Project 13: Naive Bayes Spam Filter

A self-contained deep-dive from the canonical Math from Foundations to Machine Learning curriculum.

  • Difficulty: Intermediate
  • Time: 1-2 weeks
  • Language: Python (alternatives: Go, Rust, JavaScript, C++)
  • Prerequisites: Project 12
  • Merged from: ML-Math P14; Prog P05; ML-Found P10

What You Will Build

Build a multinomial Naive Bayes email classifier from scratch, without a machine-learning library. Create a deterministic tokenizer, split labeled messages before fitting, count class and token frequencies, estimate priors and Laplace-smoothed likelihoods, and combine evidence in log space. For each prediction, report spam/ham scores, posterior-like normalized confidence, and the tokens contributing most strongly in each direction. Evaluate on held-out data with a confusion matrix, accuracy, precision, recall, F1, calibration bins, and examples of costly false positives.

Real World Outcome

Training prints class priors and interpretable token statistics. Entering a new message returns its label, score margin, and strongest evidence rather than a bare answer. An evaluation report compares a majority baseline with the model, displays confusion counts and threshold curves, inspects misclassifications, and saves the vocabulary/model so the same test message receives the same result after reload.

Core Question

How can Bayes’ rule combine many uncertain word clues, and why can a deliberately false conditional-independence assumption still produce a useful classifier?

Concepts You Must Understand First

  1. Conditional probability and Bayes’ rule: posterior is proportional to likelihood times prior.
  2. Naive conditional independence: tokens are assumed independent given class, simplifying a joint likelihood.
  3. Maximum-likelihood counts and Laplace smoothing: unseen words must not zero the entire message probability. See Géron, Hands-On Machine Learning, classification chapters.
  4. Log probabilities: products of small values become sums and avoid underflow. See Jurafsky and Martin, Speech and Language Processing, Chapter 4.
  5. Classification metrics and calibration: accuracy can hide false-positive/false-negative tradeoffs. See Manning et al., Introduction to Information Retrieval, Chapter 13.

Build Milestones

  1. Load a labeled corpus, normalize/tokenize deterministically, and create stratified train/test splits.
  2. Fit class priors and per-class token counts using training data only.
  3. Add smoothing, unknown-token behavior, log-score prediction, and model serialization.
  4. Produce confusion-matrix metrics, threshold analysis, calibration bins, and baseline comparison.
  5. Explain individual predictions and review representative errors for data or assumption failures.

Hints in Layers

  1. Start with tiny messages where you can calculate every count and posterior by hand.
  2. Compute one log score per class: log prior + sum(token_count * log likelihood).
  3. Normalize two log scores safely by subtracting their maximum before exponentiating.

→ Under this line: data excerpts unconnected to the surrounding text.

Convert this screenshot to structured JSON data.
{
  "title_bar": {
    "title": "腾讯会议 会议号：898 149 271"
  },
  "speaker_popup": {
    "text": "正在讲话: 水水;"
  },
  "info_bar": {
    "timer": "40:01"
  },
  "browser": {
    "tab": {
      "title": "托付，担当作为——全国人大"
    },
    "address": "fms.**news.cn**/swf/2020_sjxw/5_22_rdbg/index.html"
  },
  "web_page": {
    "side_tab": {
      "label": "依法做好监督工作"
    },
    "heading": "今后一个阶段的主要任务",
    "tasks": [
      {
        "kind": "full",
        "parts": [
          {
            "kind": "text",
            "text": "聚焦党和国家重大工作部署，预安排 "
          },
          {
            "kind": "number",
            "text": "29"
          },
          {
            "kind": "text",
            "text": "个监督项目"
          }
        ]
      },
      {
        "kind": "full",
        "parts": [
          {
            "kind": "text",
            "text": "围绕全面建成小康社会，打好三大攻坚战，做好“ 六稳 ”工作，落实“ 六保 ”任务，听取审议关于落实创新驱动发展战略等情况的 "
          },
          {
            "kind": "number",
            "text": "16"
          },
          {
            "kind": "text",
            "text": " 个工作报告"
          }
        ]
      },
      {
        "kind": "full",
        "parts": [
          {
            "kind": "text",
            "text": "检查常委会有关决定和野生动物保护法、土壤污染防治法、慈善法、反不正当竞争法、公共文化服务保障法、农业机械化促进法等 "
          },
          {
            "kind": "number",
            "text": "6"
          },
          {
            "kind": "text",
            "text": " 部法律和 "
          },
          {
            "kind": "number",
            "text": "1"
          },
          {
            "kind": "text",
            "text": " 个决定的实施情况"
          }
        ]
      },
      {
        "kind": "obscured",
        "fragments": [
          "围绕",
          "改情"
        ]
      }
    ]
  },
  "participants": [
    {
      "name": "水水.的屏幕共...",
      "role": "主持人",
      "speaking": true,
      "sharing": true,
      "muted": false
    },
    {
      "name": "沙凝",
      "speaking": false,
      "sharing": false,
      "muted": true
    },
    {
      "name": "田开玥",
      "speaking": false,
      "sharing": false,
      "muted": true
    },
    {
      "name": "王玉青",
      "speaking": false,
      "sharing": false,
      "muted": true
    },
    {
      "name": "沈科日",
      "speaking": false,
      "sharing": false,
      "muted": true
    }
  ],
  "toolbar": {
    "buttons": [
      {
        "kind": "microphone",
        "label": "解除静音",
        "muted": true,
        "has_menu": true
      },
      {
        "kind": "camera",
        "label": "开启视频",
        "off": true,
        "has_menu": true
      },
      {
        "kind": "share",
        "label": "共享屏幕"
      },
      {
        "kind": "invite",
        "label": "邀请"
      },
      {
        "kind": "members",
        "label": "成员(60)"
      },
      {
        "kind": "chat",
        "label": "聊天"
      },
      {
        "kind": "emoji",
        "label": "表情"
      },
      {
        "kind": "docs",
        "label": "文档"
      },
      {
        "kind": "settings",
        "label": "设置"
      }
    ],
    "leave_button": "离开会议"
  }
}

Common Pitfalls and Debugging

  • Symptom: any unseen token forces probability zero. Cause: likelihoods were unsmoothed. Fix: apply consistent additive smoothing including vocabulary size.
  • Symptom: test accuracy is suspiciously perfect. Cause: vocabulary/counts were fitted before splitting. Fix: make the split first and audit all fitted state.
  • Symptom: long messages produce zero or NaN scores. Cause: raw probabilities underflow. Fix: accumulate log probabilities.

Definition of Done

  • Tokenization, split, and training are deterministic and leakage-free.
  • Priors, likelihoods, smoothing, and log scoring match hand-calculated fixtures.
  • Predictions include interpretable positive and negative token evidence.
  • Evaluation includes confusion metrics, threshold tradeoffs, calibration, and a baseline.
  • Saved and reloaded models produce identical predictions.
  • Documentation discusses independence assumptions and false-positive risk.